そしてこのほかにも海外には、隕石で作られた刀剣がたくさんと存在する。宇宙からの飛来物にロマンを抱くのは、やはり日本人だけじゃないのだ!

まず17世紀初頭、北インドに栄えていたムガル帝国には「隕石で作った刃物には魔力が宿る」という伝承があり、第4代皇帝のジャハーンギールがナイフと短剣を作らせている。

また2016年のツタンカーメン王墓の調査でも、隕石で作られた短剣が発見されていたりと…流星刀の歴史はいよいよ紀元前まで遡ることが判明したのだ。

いよいよ伝説の剣っぽくなってきたが…まだまだ上には上がいるもので、なんともっとも古い流星刀は世界最古の刀剣だというぞ…?

世界最古の武器も流星刀

2008年の調査で、トルコのアナトリア文明博物館に所蔵されている紀元前3000年ごろの刀剣が、実は隕石で作られていたことが発覚した。

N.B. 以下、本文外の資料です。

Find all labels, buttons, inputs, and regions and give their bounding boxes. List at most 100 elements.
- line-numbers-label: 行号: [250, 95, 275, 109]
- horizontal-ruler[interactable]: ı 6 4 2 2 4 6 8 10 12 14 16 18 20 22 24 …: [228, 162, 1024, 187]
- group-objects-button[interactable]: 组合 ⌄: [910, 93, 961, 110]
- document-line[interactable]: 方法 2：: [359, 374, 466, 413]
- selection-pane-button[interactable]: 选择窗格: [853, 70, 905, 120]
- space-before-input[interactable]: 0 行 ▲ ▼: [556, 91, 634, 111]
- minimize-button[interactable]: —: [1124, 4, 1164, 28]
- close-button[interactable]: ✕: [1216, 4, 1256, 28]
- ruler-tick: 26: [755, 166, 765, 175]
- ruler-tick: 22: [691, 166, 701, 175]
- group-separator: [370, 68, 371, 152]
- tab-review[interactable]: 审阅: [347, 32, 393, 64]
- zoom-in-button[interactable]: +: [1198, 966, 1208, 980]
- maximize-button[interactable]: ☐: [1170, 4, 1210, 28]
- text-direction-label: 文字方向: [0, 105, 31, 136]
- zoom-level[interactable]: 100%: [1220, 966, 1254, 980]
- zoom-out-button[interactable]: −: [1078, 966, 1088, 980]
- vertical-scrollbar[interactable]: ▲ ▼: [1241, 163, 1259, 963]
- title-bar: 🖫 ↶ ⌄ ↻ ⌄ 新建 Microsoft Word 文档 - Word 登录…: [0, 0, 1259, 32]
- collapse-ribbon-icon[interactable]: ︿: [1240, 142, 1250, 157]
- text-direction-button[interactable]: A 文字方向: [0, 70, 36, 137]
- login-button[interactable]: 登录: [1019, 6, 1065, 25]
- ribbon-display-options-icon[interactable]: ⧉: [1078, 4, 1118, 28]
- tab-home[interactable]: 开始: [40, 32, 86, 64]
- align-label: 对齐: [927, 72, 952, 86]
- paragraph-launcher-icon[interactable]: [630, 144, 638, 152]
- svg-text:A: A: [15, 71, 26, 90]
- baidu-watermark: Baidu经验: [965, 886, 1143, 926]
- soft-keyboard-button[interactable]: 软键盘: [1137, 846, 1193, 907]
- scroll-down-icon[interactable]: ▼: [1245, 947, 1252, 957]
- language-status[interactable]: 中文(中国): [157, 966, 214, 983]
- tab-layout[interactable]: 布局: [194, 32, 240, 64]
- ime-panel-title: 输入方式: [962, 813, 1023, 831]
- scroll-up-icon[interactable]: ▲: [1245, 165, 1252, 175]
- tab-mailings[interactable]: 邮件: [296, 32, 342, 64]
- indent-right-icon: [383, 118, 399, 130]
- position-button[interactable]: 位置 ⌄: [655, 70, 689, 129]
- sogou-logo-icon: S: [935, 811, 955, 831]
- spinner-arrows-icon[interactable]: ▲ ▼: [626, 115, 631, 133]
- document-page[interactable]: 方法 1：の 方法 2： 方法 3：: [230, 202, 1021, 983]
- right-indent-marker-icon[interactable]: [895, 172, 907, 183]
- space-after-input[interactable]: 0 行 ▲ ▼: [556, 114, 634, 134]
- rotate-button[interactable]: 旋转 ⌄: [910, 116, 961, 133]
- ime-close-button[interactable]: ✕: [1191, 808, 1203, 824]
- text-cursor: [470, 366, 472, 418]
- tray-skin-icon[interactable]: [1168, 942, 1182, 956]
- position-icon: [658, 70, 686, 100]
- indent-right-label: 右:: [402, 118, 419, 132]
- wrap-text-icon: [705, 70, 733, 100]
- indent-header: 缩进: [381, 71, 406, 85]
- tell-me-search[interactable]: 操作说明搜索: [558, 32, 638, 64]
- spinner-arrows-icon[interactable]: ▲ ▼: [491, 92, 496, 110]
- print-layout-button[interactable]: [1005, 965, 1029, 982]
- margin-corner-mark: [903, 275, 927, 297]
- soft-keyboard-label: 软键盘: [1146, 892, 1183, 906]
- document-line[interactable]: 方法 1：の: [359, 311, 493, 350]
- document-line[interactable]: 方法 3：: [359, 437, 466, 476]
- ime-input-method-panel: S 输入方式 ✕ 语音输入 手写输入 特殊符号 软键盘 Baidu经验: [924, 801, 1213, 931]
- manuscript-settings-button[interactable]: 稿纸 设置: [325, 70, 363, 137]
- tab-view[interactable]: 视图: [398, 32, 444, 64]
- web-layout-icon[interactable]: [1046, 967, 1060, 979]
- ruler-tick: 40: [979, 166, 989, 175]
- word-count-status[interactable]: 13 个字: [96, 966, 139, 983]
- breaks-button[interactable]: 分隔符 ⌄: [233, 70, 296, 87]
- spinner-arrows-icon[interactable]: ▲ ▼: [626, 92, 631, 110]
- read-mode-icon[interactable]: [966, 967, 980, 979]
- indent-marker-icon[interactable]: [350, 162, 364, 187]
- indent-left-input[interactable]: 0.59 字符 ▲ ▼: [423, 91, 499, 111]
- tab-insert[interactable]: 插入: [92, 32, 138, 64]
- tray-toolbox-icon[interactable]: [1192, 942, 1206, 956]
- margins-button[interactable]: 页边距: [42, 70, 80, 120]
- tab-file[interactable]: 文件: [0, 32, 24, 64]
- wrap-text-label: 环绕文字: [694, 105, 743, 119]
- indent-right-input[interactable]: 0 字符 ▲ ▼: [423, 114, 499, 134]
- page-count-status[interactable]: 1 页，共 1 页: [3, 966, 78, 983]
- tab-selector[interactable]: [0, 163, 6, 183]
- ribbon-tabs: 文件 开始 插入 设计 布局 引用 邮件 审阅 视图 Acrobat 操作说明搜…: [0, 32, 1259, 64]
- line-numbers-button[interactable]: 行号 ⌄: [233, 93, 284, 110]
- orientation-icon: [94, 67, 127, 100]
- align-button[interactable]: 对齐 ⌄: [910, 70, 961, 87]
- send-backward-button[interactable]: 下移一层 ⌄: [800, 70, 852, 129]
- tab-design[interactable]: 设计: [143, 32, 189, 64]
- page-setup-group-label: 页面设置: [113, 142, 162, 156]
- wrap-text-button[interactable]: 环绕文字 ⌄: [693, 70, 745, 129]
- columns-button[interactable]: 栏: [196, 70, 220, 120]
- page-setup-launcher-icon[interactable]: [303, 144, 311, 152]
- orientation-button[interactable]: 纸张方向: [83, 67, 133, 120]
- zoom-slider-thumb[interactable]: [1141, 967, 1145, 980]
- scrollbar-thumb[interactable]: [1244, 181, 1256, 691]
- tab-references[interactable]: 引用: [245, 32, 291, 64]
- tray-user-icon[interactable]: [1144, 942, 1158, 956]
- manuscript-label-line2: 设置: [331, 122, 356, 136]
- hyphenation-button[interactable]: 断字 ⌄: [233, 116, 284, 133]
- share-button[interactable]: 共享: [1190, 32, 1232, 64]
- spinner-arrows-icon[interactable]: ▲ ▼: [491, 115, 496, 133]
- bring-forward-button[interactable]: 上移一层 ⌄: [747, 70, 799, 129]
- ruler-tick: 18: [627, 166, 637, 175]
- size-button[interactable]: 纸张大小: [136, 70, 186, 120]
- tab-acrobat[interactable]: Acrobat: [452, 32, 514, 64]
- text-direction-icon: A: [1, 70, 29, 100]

この剣…何を隠そう、現存する世界最古の武器である。

秀吉くん
すげー!世界最古の武器も流星刀なんすね!

なんでも、地球の鉄にはニッケルがほとんど含まれていないはずなのだが、この剣にはニッケルが含まれており、宇宙からやってきた隕石であることが決定づけられたという。たしかに、5000年も前にニッケルを精製する技術なんてないだろうしな…。

信長さん
こうして見ると、世界には隕石で作られた剣がけっこうあるんだな…。

ちなみに2020年には新たに、この最古の流星刀と同地域・同年代の剣が、イタリアのサン・ラザロ島の修道院にて発見された。

これも今までそうと知らずに展示されていたというし…もしかすると、この剣も隕石生まれなんてこともあるかも…?

秀吉くん
おお…!なんか歴史ありそうな剣っす…!

流星刀の雑学まとめ

隕石で作られた刀"流星刀"。大正天皇は激レア刀剣の持ち主だったという雑学まとめ

今回は隕石で作られた「流星刀」の雑学を紹介した。

隕石で作られた刀は決してフィクションではなく、現実に存在していた! しかも世界各地に。

ちなみに日本においても、榎本武揚以降いくつか流星刀が作られているものの、原料となる隕石は海外産がメインで、いまだ国内産のものは作られていない。

秀吉くん
海外に落ちた隕石を日本に持ってきて…ってことっすよね。
信長さん
そもそも、そんな頻繁に隕石が落ちてくるわけではないからな。

広い地球でたまたま日本に隕石が落ちてくるのが稀なのだから、100%日本産な流星刀は激レアの極みだ! ぜひ一度お目にかかりたい。